The Biden administration is looking at a shutdown of Michigan’s Line 5 pipeline, White House Deputy Press Secretary Karine Jean-Pierre confirmed to reporters Monday.
“The Army Corps of Engineers is preparing an environmental impact to look through this,” Jean-Pierre said in a press briefing, after denying reports that President Joe Biden is preparing to revoke the Canadian pipeline’s permit — as happened to the Keystone XL pipeline on his first day in office.
A new environmental impact under this administration, however, is often a precursor to the project’s cancellation. Jean-Pierre said the study would “help inform any additional action or position the U.S. will be taking on the replacement of Line 5.”
Politico broke the news Sunday that the White House was actively surveying the market consequences of a shutdown. The Line 5 pipeline operated by the Calgary-based energy company Enbridge transports about 540,000 barrels of crude oil and other petroleum products per day from western Canada through Michigan’s Upper and Lower Peninsula. The pipeline begins in Superior, Wis. and ends in Sarnia, Ontario.
Line 5’s shutdown would deal the biggest blow to Michigan residents, where the project supplies 65 percent of the Upper Peninsula’s propane demand and 55 percent of the entire state’s propane, according to Enbridge. As Americans approach winter with repeated warnings from the Energy Department of higher power prices, propane users will be hardest hit, already expected to pay up to 94 percent more than last year over the six-month heating season, according to season projections from the U.S. Energy Information Administration. By comparison, homes heated by electricity are expected to face up to a 15 percent increase and those heated by natural gas face as much as a 50 percent spike from the year prior. The price shocks could mean hundreds of dollars in higher heating bills.
The quiet deliberations inside the White House provoked more than a dozen Republican lawmakers on Capitol Hill to send a letter demanding the administration hold back.
“As we enter the winter months and temperatures drop across the Midwest, the termination of Line 5 will undoubtedly further exacerbate shortages and price increases in home heating fuels like natural gas and propane at a time when Americans are already facing rapidly rising energy prices, steep home heating costs, global supply shortages, and skyrocketing gas prices,” wrote lead author Rep. Bob Latta, R-Ohio, on Nov. 4, as reported by Politico.
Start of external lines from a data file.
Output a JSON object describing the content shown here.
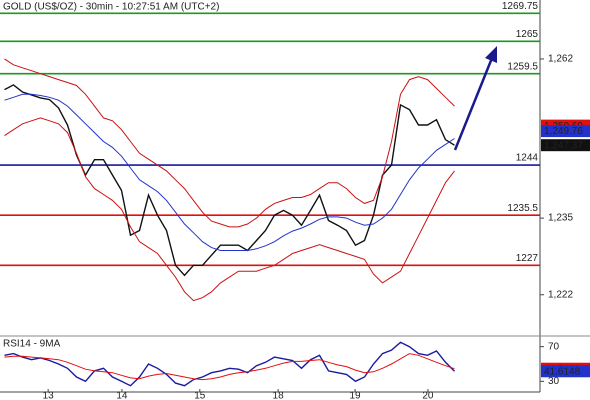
{
  "chart_data": [
    {
      "type": "line",
      "title": "GOLD (US$/OZ) - 30min - 10:27:51 AM (UTC+2)",
      "x": [
        1,
        3,
        5,
        7,
        9,
        11,
        13,
        15,
        17,
        19,
        21,
        23,
        25,
        27,
        29,
        31,
        33,
        35,
        37,
        39,
        41,
        43,
        45,
        47,
        49,
        51,
        53,
        55,
        57,
        59,
        61,
        63,
        65,
        67,
        69,
        71,
        73,
        75,
        77,
        79,
        81,
        83,
        85,
        87,
        89,
        91,
        93,
        95,
        97,
        99,
        101
      ],
      "xlim": [
        0,
        120
      ],
      "xticks": [
        {
          "value": 10.7,
          "label": "13"
        },
        {
          "value": 27.1,
          "label": "14"
        },
        {
          "value": 44.4,
          "label": "15"
        },
        {
          "value": 61.8,
          "label": "18"
        },
        {
          "value": 78.9,
          "label": "19"
        },
        {
          "value": 95.1,
          "label": "20"
        }
      ],
      "ylim": [
        1215,
        1272
      ],
      "yticks": [
        {
          "value": 1222,
          "label": "1,222"
        },
        {
          "value": 1235,
          "label": "1,235"
        },
        {
          "value": 1262,
          "label": "1,262"
        }
      ],
      "series": [
        {
          "color": "#111111",
          "values": [
            1256.8,
            1257.6,
            1256.4,
            1255.9,
            1255.4,
            1255.1,
            1253.7,
            1250.8,
            1245.7,
            1242.3,
            1244.9,
            1244.9,
            1242.3,
            1239.7,
            1232.1,
            1232.9,
            1238.9,
            1235.5,
            1232.9,
            1227.0,
            1225.3,
            1227.0,
            1227.0,
            1228.7,
            1230.4,
            1230.4,
            1230.4,
            1229.5,
            1231.2,
            1232.9,
            1235.5,
            1236.3,
            1235.5,
            1233.8,
            1236.3,
            1238.9,
            1234.6,
            1233.8,
            1232.9,
            1230.4,
            1231.2,
            1235.5,
            1242.3,
            1244.0,
            1254.2,
            1253.4,
            1250.8,
            1250.8,
            1251.7,
            1248.3,
            1247.37
          ]
        },
        {
          "color": "#2233cc",
          "values": [
            1255,
            1255.5,
            1256,
            1256,
            1255.8,
            1255.5,
            1255,
            1254,
            1252.5,
            1251,
            1249.5,
            1248,
            1247,
            1245.5,
            1243.5,
            1241.5,
            1240.5,
            1239.5,
            1238,
            1236,
            1234,
            1232.5,
            1231,
            1230,
            1229.5,
            1229.5,
            1229.5,
            1229.5,
            1229.8,
            1230.3,
            1231,
            1232,
            1232.8,
            1233.3,
            1234,
            1234.8,
            1235.2,
            1235.2,
            1235,
            1234.3,
            1233.8,
            1234,
            1235,
            1236.5,
            1239,
            1241.5,
            1243.5,
            1245,
            1246.5,
            1247.5,
            1248.5
          ]
        },
        {
          "color": "#cc1111",
          "values": [
            1262,
            1261,
            1260.5,
            1260,
            1259.5,
            1259,
            1258.5,
            1258,
            1257.5,
            1256,
            1254,
            1252,
            1251.5,
            1250,
            1248,
            1246,
            1245,
            1244,
            1243,
            1241.5,
            1240,
            1238,
            1236,
            1234.5,
            1234,
            1233.5,
            1233.5,
            1234,
            1235,
            1236.5,
            1237.5,
            1238,
            1238.5,
            1238.5,
            1239,
            1240,
            1241,
            1241,
            1240,
            1238.5,
            1237.5,
            1238,
            1242,
            1248,
            1256,
            1258.5,
            1259,
            1258.5,
            1257,
            1255.5,
            1254
          ]
        },
        {
          "color": "#cc1111",
          "values": [
            1249,
            1250,
            1251,
            1251.5,
            1252,
            1251.5,
            1251,
            1249.5,
            1246,
            1242,
            1240,
            1239,
            1238,
            1236.5,
            1233.5,
            1231,
            1230,
            1229,
            1227,
            1225,
            1222.5,
            1221,
            1221.5,
            1222.5,
            1224,
            1225,
            1226,
            1226,
            1226,
            1226.5,
            1227,
            1228,
            1229,
            1229.5,
            1230,
            1230.5,
            1230,
            1229.5,
            1229,
            1228.5,
            1228,
            1225.5,
            1224,
            1225,
            1226,
            1229,
            1232,
            1235,
            1238,
            1241,
            1243
          ]
        }
      ],
      "levels": [
        {
          "value": 1269.75,
          "color": "#1a9a1a"
        },
        {
          "value": 1265,
          "color": "#1a9a1a"
        },
        {
          "value": 1259.5,
          "color": "#1a9a1a"
        },
        {
          "value": 1244,
          "color": "#1a1aa0"
        },
        {
          "value": 1235.5,
          "color": "#e01010"
        },
        {
          "value": 1227,
          "color": "#e01010"
        }
      ],
      "markers": [
        {
          "value": 1250.69,
          "label": "1,250.69",
          "color": "#e01010"
        },
        {
          "value": 1249.76,
          "label": "1,249.76",
          "color": "#2233cc"
        },
        {
          "value": 1247.37,
          "label": "1,247.37",
          "color": "#111111"
        }
      ]
    },
    {
      "type": "line",
      "title": "RSI14 - 9MA",
      "x": [
        1,
        3,
        5,
        7,
        9,
        11,
        13,
        15,
        17,
        19,
        21,
        23,
        25,
        27,
        29,
        31,
        33,
        35,
        37,
        39,
        41,
        43,
        45,
        47,
        49,
        51,
        53,
        55,
        57,
        59,
        61,
        63,
        65,
        67,
        69,
        71,
        73,
        75,
        77,
        79,
        81,
        83,
        85,
        87,
        89,
        91,
        93,
        95,
        97,
        99,
        101
      ],
      "xlim": [
        0,
        120
      ],
      "ylim": [
        20,
        80
      ],
      "yticks": [
        70,
        30
      ],
      "series": [
        {
          "color": "#1a1aa0",
          "values": [
            60,
            62,
            58,
            55,
            57,
            54,
            50,
            45,
            35,
            30,
            42,
            45,
            35,
            30,
            25,
            35,
            50,
            45,
            38,
            28,
            25,
            32,
            35,
            40,
            42,
            45,
            44,
            40,
            48,
            52,
            58,
            56,
            54,
            45,
            55,
            60,
            42,
            40,
            38,
            30,
            35,
            50,
            62,
            66,
            75,
            70,
            62,
            60,
            65,
            52,
            41.6148
          ]
        },
        {
          "color": "#e01010",
          "values": [
            58,
            59,
            59,
            58,
            57,
            56,
            55,
            52,
            48,
            44,
            42,
            41,
            40,
            37,
            34,
            33,
            36,
            38,
            39,
            37,
            35,
            33,
            32,
            33,
            35,
            38,
            40,
            41,
            43,
            45,
            48,
            51,
            53,
            53,
            54,
            55,
            52,
            49,
            47,
            43,
            40,
            41,
            45,
            50,
            56,
            62,
            60,
            56,
            52,
            48,
            44.5463
          ]
        }
      ],
      "markers": [
        {
          "value": 44.5463,
          "color": "#e01010"
        },
        {
          "value": 41.6148,
          "color": "#2233cc"
        }
      ]
    }
  ]
}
Line 5’s shutdown would follow the late-summer completion of Russia’s Nord Stream 2 feeding natural gas into Germany with Biden’s blessing. The White House waived sanctions for the project’s construction in May enhancing Russian leverage over Europe with its supply of natural gas, as nations too reliant on wind and solar struggle in a low-wind season. The European Union reported in 2019 that 41 percent of member nations’ gas imports came from Russia.
President Biden has pledged to follow the same formula as European nations faced with an energy crisis after nearly half a dozen banned hydraulic fracturing. Within months Biden has suppressed oil and gas production with a cascade of taxes and regulation leading to high gas prices that the administration concedes it has no plan to bring down.
“At this time, I don’t have anything new to share,” Jean-Pierre said Monday.
The Biden Administration just admitted they have no serious plan to counter high gas prices. pic.twitter.com/btnoq5XSxK
— Daniel Turner (@DanielTurnerPTF) November 8, 2021
Biden himself conceded gas prices at seven-year highs are unlikely to come down until sometime next year.
“I don’t see anything that’s going to happen in the meantime that’s going to significantly reduce gas prices,” Biden said during a CNN town hall last month, placing blame on OPEC for refusing his request to raise oil output after the president’s destruction of domestic production.
President Biden says he expects gas prices will stay high until 2022.
— CNN (@CNN) October 22, 2021
In early October, Enbridge announced the nearly $3 billion-dollar completion of the Line 3 pipeline replacement project in neighboring Minnesota ending at Superior, Wisconsin. The project’s finish came after the U.S. Department of Justice (DOJ) and Environmental Protection Agency (EPA) ordered aging pipelines to be replaced.